In November and December 2015, Sadie Coles HQ presents a new film by Shannon Ebner, A PUBLIC CHARACTER, in the gallery’s ground-floor space at 62 Kingly Street, The Shop. Compressing the artist’s interests in the malleability and materiality of language, the film is a collage of black-and-white photographs, sound, and quick-fire sequences of text. It bears witness to Ebner’s year-long public art project A HUDSON YARD. This commission for New York's outdoor High Line (a collaboration with writer and graphic designer David Reinfurt) was staged between spring 2014 and spring 2015, and comprised a series of twelve wheatpasted posters displayed in various neighbourhoods near the High Line’s elevated park. The posters drew upon Ebner’s ongoing series Black Box Collision A (begun in 2012), for which she has photographed the letter ‘A’ from a myriad of found and constructed sources.

A PUBLIC CHARACTER is a newly commissioned work for ICA Miami, where Ebner’s solo exhibition of the same title is on view until 17 January. It centres on text culled by Ebner following research into Hudson Yard’s real estate project – a rezoning of 28 acres of the West Side of Manhattan that will result in a transformed public landscape, rewriting the public character of the neighbourhood and its citizens. Edited by Erika Vogt and scored by Alex Waterman, A PUBLIC CHARACTER progresses in the manner of an extended sentence – accelerating, slowing, or looping erratically yet rhythmically. Photographs of the various ‘As’ – magnified and implanted like adverts in urban settings – reel past at disarming speed, with Ebner periodically pausing on a view or message. Phases of silence meanwhile alternate with a soundtrack of urban noise – voices, vehicles and sporadic bits of found music create a sonic landscape that maps the topography of the city.
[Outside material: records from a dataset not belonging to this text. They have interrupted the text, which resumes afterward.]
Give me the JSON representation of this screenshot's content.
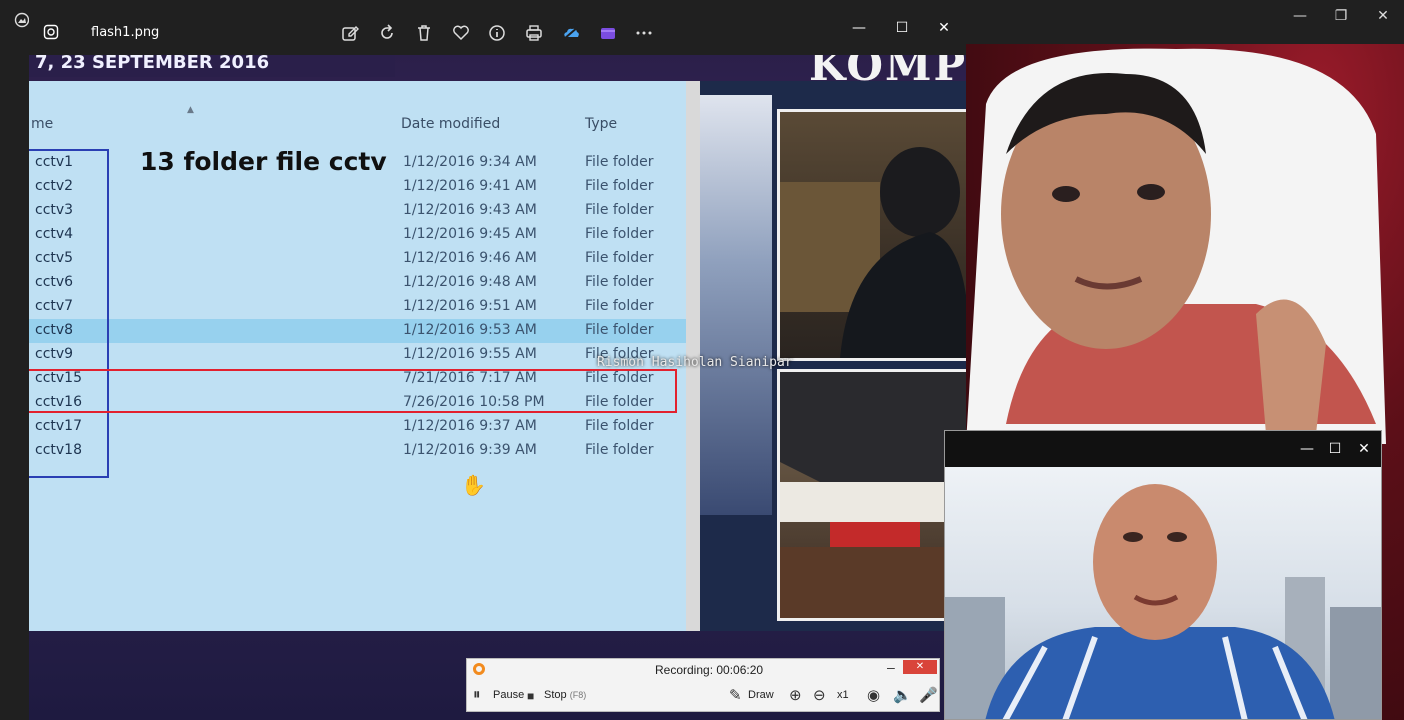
{
  "viewer": {
    "filename": "flash1.png",
    "toolbar_icons": [
      "edit-icon",
      "rotate-icon",
      "delete-icon",
      "favorite-icon",
      "info-icon",
      "print-icon",
      "onedrive-icon",
      "clipchamp-icon",
      "more-icon"
    ]
  },
  "image": {
    "banner_fragment": "7, 23 SEPTEMBER 2016",
    "brand_fragment": "KOMP",
    "annotation": "13 folder file cctv",
    "caption": "Rismon Hasiholan Sianipar",
    "explorer": {
      "headers": {
        "name": "me",
        "date": "Date modified",
        "type": "Type"
      },
      "rows": [
        {
          "name": "cctv1",
          "date": "1/12/2016 9:34 AM",
          "type": "File folder"
        },
        {
          "name": "cctv2",
          "date": "1/12/2016 9:41 AM",
          "type": "File folder"
        },
        {
          "name": "cctv3",
          "date": "1/12/2016 9:43 AM",
          "type": "File folder"
        },
        {
          "name": "cctv4",
          "date": "1/12/2016 9:45 AM",
          "type": "File folder"
        },
        {
          "name": "cctv5",
          "date": "1/12/2016 9:46 AM",
          "type": "File folder"
        },
        {
          "name": "cctv6",
          "date": "1/12/2016 9:48 AM",
          "type": "File folder"
        },
        {
          "name": "cctv7",
          "date": "1/12/2016 9:51 AM",
          "type": "File folder"
        },
        {
          "name": "cctv8",
          "date": "1/12/2016 9:53 AM",
          "type": "File folder"
        },
        {
          "name": "cctv9",
          "date": "1/12/2016 9:55 AM",
          "type": "File folder"
        },
        {
          "name": "cctv15",
          "date": "7/21/2016 7:17 AM",
          "type": "File folder"
        },
        {
          "name": "cctv16",
          "date": "7/26/2016 10:58 PM",
          "type": "File folder"
        },
        {
          "name": "cctv17",
          "date": "1/12/2016 9:37 AM",
          "type": "File folder"
        },
        {
          "name": "cctv18",
          "date": "1/12/2016 9:39 AM",
          "type": "File folder"
        }
      ]
    }
  },
  "recorder": {
    "status": "Recording:  00:06:20",
    "pause": "Pause",
    "stop": "Stop",
    "stop_key": "(F8)",
    "draw": "Draw",
    "zoom": "x1"
  },
  "colors": {
    "highlight_blue": "#2a3fb3",
    "highlight_red": "#e2212e",
    "selected_row": "#97d1ee",
    "recorder_accent": "#f28b1e"
  }
}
Interspersed with the photographs are sequences of text whose elements combine into a chain of indefinite propositions and abstract concepts: Ebner flashes up various statements prefaced by ‘A’, which range in character from public pronouncements to corporate slogans (“A PUBLIC SECTOR”, “A PUBLIC INFRASTRUCTURE”, “A TIME”). Elsewhere, they seem to reference her own project more closely (“A PUBLIC CONVERSATION”, “A PUBLIC DISCLOSURE”). Ebner returns throughout the film to images of the Hudson Yards development project in Manhattan; and this sprawling construction site evolves into a metaphor for the transitional and unstable nature of language itself. Images of the building works are interleaved with references to verbal tenses (“PRESENT CONTINUOUS”, “FUTURE CONTINUOUS, “WILL AND BE GOING TO”) that enhance the film’s underlying sense of endless flux and redevelopment.